La décision attaquée vise les textes dont elle fait application, et notamment les articles L. 612-6 et suivants du code de l’entrée et du séjour des étrangers et du droit d’asile, et mentionne l’ensemble des éléments de la situations personnelle de M. C… sur lesquels elle se fonde. Elle indique, en particulier, que l’intéressé a fait l’objet le 3 juillet 2025 d’une obligation de quitter le territoire français sans délai de départ volontaire, que son comportement représente une menace pour l’ordre public dès lors qu’il a été signalé le 2 juillet 2025 pour acquisition, détention, transport et offre ou cession de produits stupéfiants et usage de produits stupéfiants, qu’il allègue être entré en France en 2008 sans le justifier, qu’il ne peut se prévaloir de liens suffisamment anciens, forts et caractérisés avec la France, étant constaté qu’il se déclare célibataire et père de deux enfants sans en apporter la preuve et qu’il a fait l’objet d’une mesure d’éloignement en date du 30 septembre 2020 à laquelle il s’est soustrait. La décision indique, enfin, que compte tenu des circonstances propres au cas d’espèce, il n’est pas porté une atteinte disproportionnée au droit de M. C… au respect de sa vie privée et familiale. En, outre, il ne ressort pas des motifs de la décision attaquée ou des autres pièces du dossier que le préfet de police n’aurait pas procédé à un examen sérieux et particulier de la situation de M. C… avant de prendre la décision litigieuse. Les moyens tirés du défaut de motivation et d’examen sérieux doivent donc être écartés.

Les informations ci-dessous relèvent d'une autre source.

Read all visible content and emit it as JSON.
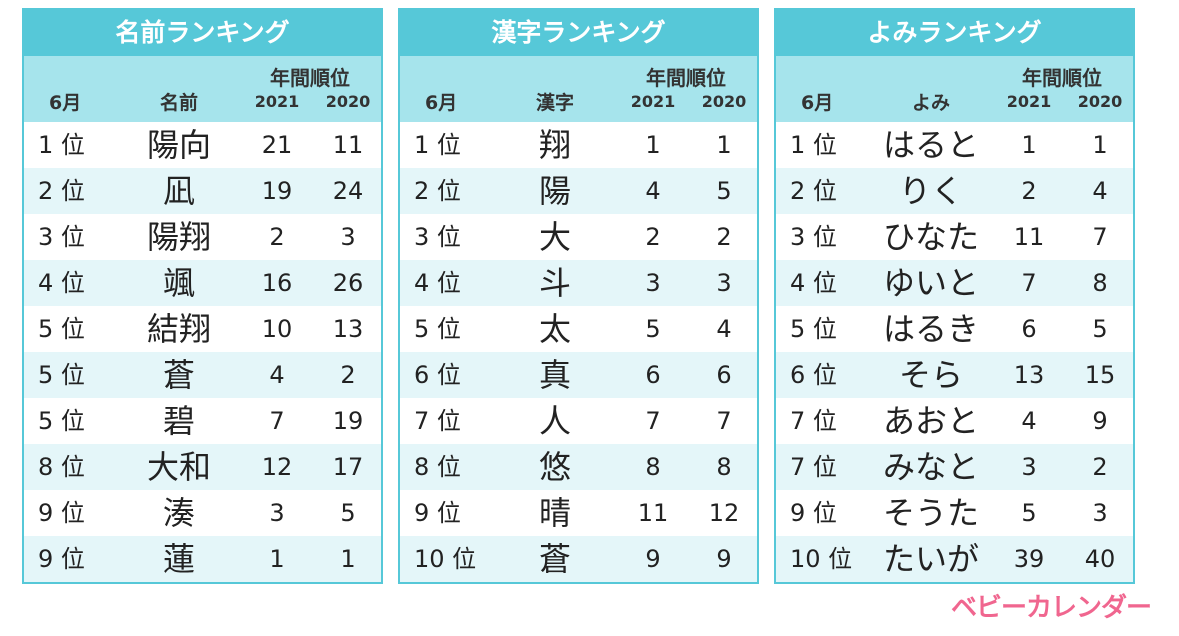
{
  "colors": {
    "accent": "#56c8d8",
    "header_bg": "#a6e4ec",
    "row_alt": "#e4f6f9",
    "logo": "#f0668f"
  },
  "tables": [
    {
      "title": "名前ランキング",
      "col_month": "6月",
      "col_item": "名前",
      "col_annual": "年間順位",
      "col_y1": "2021",
      "col_y2": "2020",
      "rows": [
        {
          "rank": "1 位",
          "item": "陽向",
          "v1": "21",
          "v2": "11"
        },
        {
          "rank": "2 位",
          "item": "凪",
          "v1": "19",
          "v2": "24"
        },
        {
          "rank": "3 位",
          "item": "陽翔",
          "v1": "2",
          "v2": "3"
        },
        {
          "rank": "4 位",
          "item": "颯",
          "v1": "16",
          "v2": "26"
        },
        {
          "rank": "5 位",
          "item": "結翔",
          "v1": "10",
          "v2": "13"
        },
        {
          "rank": "5 位",
          "item": "蒼",
          "v1": "4",
          "v2": "2"
        },
        {
          "rank": "5 位",
          "item": "碧",
          "v1": "7",
          "v2": "19"
        },
        {
          "rank": "8 位",
          "item": "大和",
          "v1": "12",
          "v2": "17"
        },
        {
          "rank": "9 位",
          "item": "湊",
          "v1": "3",
          "v2": "5"
        },
        {
          "rank": "9 位",
          "item": "蓮",
          "v1": "1",
          "v2": "1"
        }
      ]
    },
    {
      "title": "漢字ランキング",
      "col_month": "6月",
      "col_item": "漢字",
      "col_annual": "年間順位",
      "col_y1": "2021",
      "col_y2": "2020",
      "rows": [
        {
          "rank": "1 位",
          "item": "翔",
          "v1": "1",
          "v2": "1"
        },
        {
          "rank": "2 位",
          "item": "陽",
          "v1": "4",
          "v2": "5"
        },
        {
          "rank": "3 位",
          "item": "大",
          "v1": "2",
          "v2": "2"
        },
        {
          "rank": "4 位",
          "item": "斗",
          "v1": "3",
          "v2": "3"
        },
        {
          "rank": "5 位",
          "item": "太",
          "v1": "5",
          "v2": "4"
        },
        {
          "rank": "6 位",
          "item": "真",
          "v1": "6",
          "v2": "6"
        },
        {
          "rank": "7 位",
          "item": "人",
          "v1": "7",
          "v2": "7"
        },
        {
          "rank": "8 位",
          "item": "悠",
          "v1": "8",
          "v2": "8"
        },
        {
          "rank": "9 位",
          "item": "晴",
          "v1": "11",
          "v2": "12"
        },
        {
          "rank": "10 位",
          "item": "蒼",
          "v1": "9",
          "v2": "9"
        }
      ]
    },
    {
      "title": "よみランキング",
      "col_month": "6月",
      "col_item": "よみ",
      "col_annual": "年間順位",
      "col_y1": "2021",
      "col_y2": "2020",
      "rows": [
        {
          "rank": "1 位",
          "item": "はると",
          "v1": "1",
          "v2": "1"
        },
        {
          "rank": "2 位",
          "item": "りく",
          "v1": "2",
          "v2": "4"
        },
        {
          "rank": "3 位",
          "item": "ひなた",
          "v1": "11",
          "v2": "7"
        },
        {
          "rank": "4 位",
          "item": "ゆいと",
          "v1": "7",
          "v2": "8"
        },
        {
          "rank": "5 位",
          "item": "はるき",
          "v1": "6",
          "v2": "5"
        },
        {
          "rank": "6 位",
          "item": "そら",
          "v1": "13",
          "v2": "15"
        },
        {
          "rank": "7 位",
          "item": "あおと",
          "v1": "4",
          "v2": "9"
        },
        {
          "rank": "7 位",
          "item": "みなと",
          "v1": "3",
          "v2": "2"
        },
        {
          "rank": "9 位",
          "item": "そうた",
          "v1": "5",
          "v2": "3"
        },
        {
          "rank": "10 位",
          "item": "たいが",
          "v1": "39",
          "v2": "40"
        }
      ]
    }
  ],
  "logo_text": "ベビーカレンダー"
}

Enfin, eu égard aux éléments de la situation personnelle de M. C… rappelés aux points 8 et 10, il n’est pas fondé à soutenir que l’interdiction de retour est entachée d’une erreur d’appréciation de sa situation. Le moyen doit donc être écarté.
Il résulte de tout ce qui précède que les conclusions de M. C… à fin d’annulation des arrêtés du préfet de police notifiés le 3 juillet 2025 doivent être rejetées, ainsi que, par voie de conséquence, ses conclusions à fin d’injonction et d’astreinte et celles présentées au titre des dispositions de l’article L. 761-1 du code de justice administrative.
D E C I D E
Article 1er : La requête de M. C… est rejetée.
Article 2 : Le présent jugement sera notifié à M. E… C… et au préfet de police.
Décision rendue le 18 juillet 2025.
La magistrate désignée,
Signée
A. DOUSSET
La greffière,
Signée
L. POULAIN
La République mande et ordonne au préfet de police en ce qui le concerne ou à tous commissaires de justice à ce requis en ce qui concerne les voies de droit commun contre les parties privées de pourvoir à l’exécution de la présente décision.